The World Cup has been all-engrossing, and it reveals a lot about people. For example, my host mom is very angry that Saudi Arabia voted for the US to host the 2026 cup instead of Morocco. Also, the top-trending video on Moroccan Youtube is a cat the predicts the outcome of the Morocco-Iran game. It’s four-and-a-half minutes of the cat not doing what it’s supposed to, and finally in the it picks the food dish with the Iranian flag, which would seem like a fluke, but Iran won in overtime, so maybe this cat’s onto something.

The weather shot up 20 degrees the day after fasting stopped. My host mom thinks it is a sign that God was watching out for them during Ramadan. I can’t speak on that, but I can tell you that it’s hot as hell here and everything feels sticky and our apartment has no air conditioning.

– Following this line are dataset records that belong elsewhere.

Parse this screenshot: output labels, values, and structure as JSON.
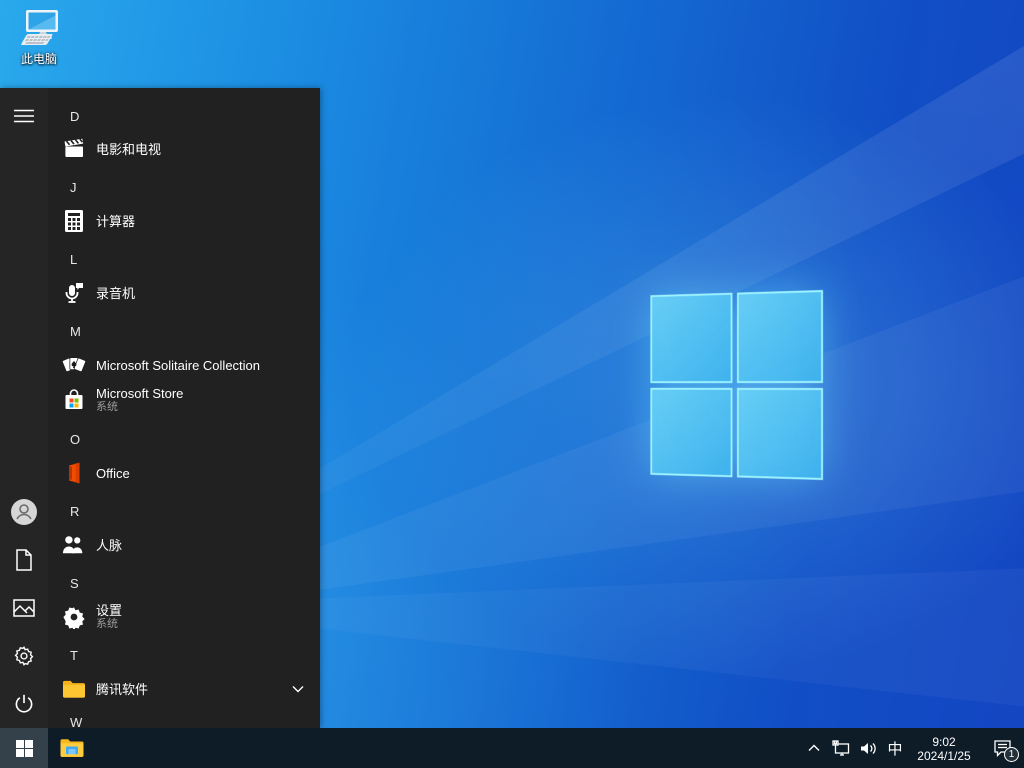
{
  "desktop": {
    "this_pc_label": "此电脑"
  },
  "start_menu": {
    "sections": [
      {
        "letter": "D",
        "apps": [
          {
            "label": "电影和电视",
            "icon": "movies-tv-icon"
          }
        ]
      },
      {
        "letter": "J",
        "apps": [
          {
            "label": "计算器",
            "icon": "calculator-icon"
          }
        ]
      },
      {
        "letter": "L",
        "apps": [
          {
            "label": "录音机",
            "icon": "voice-recorder-icon"
          }
        ]
      },
      {
        "letter": "M",
        "apps": [
          {
            "label": "Microsoft Solitaire Collection",
            "icon": "solitaire-icon"
          },
          {
            "label": "Microsoft Store",
            "sublabel": "系统",
            "icon": "store-icon"
          }
        ]
      },
      {
        "letter": "O",
        "apps": [
          {
            "label": "Office",
            "icon": "office-icon"
          }
        ]
      },
      {
        "letter": "R",
        "apps": [
          {
            "label": "人脉",
            "icon": "people-icon"
          }
        ]
      },
      {
        "letter": "S",
        "apps": [
          {
            "label": "设置",
            "sublabel": "系统",
            "icon": "settings-icon"
          }
        ]
      },
      {
        "letter": "T",
        "apps": [
          {
            "label": "腾讯软件",
            "icon": "folder-icon",
            "expandable": true
          }
        ]
      },
      {
        "letter": "W",
        "apps": []
      }
    ],
    "rail_icons": [
      "hamburger-icon",
      "user-avatar",
      "documents-icon",
      "pictures-icon",
      "settings-icon",
      "power-icon"
    ]
  },
  "taskbar": {
    "tray": {
      "ime": "中",
      "time": "9:02",
      "date": "2024/1/25",
      "notification_count": "1"
    }
  },
  "colors": {
    "wallpaper_light": "#2aa9ec",
    "wallpaper_dark": "#1445c2",
    "logo_pane": "#4fc0f0",
    "logo_edge": "#a0f5ff",
    "menu_bg": "#212121",
    "taskbar_bg": "#0e1c28",
    "folder_yellow": "#fbc02d",
    "office_orange": "#dc3e00",
    "store_red": "#f25022",
    "store_green": "#7fba00",
    "store_blue": "#00a4ef",
    "store_yellow": "#ffb900"
  }
}
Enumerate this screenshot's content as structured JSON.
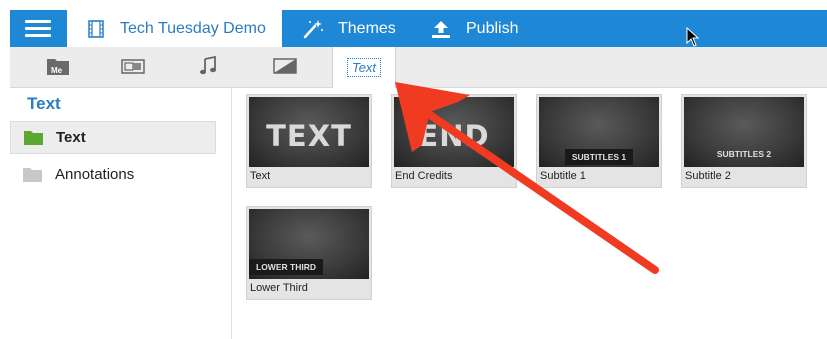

17/6/2018: Like the Crosby, Stills, and Nash Song, but 7 Hours and 57 Minutes Longer and Played in Reverse

We had another 8-hour train ride home today, so there isn’t a whole lot to write about. When we got back, we had a nice dinner, and afterwards a conversation reminiscent of “Who’s on First” in which I tried to explain to my host mom that we had an afternoon class on “Tuesday”, while she tried to figure out which “two days” I had afternoon class. Several minutes later, she told me a story in which she confused donkeys and monkeys to similar effect. It was a fun time.

16/6/18: Atlas Hugged

Today Fan and I went on the tour I booked yesterday; I was a little skeptical about hiring a stranger to show us around, but it ended up being really fun. We started off at a home when some women were making argon oil by hand, and they showed us the process the product went through. After that, we got to ride some camels, which is kind of like riding a horse, except it bucks up and down more. After the camels, we ate lunch in an Amazigh village, and after that we went on a two-hour hike through the Atlas Mountains. Fan wasn’t a huge fan (sorry) of the hike (in fairness, it was pretty intense), but I thought the view was beautiful, and the hike was the best exercise I’ve gotten since arriving here. When we got back, we went to a surprisingly good Italian restaurant, and then came back to the hotel to rest. The hike took a lot out of us; Fan fell asleep while we were waiting for our food at the restaurant.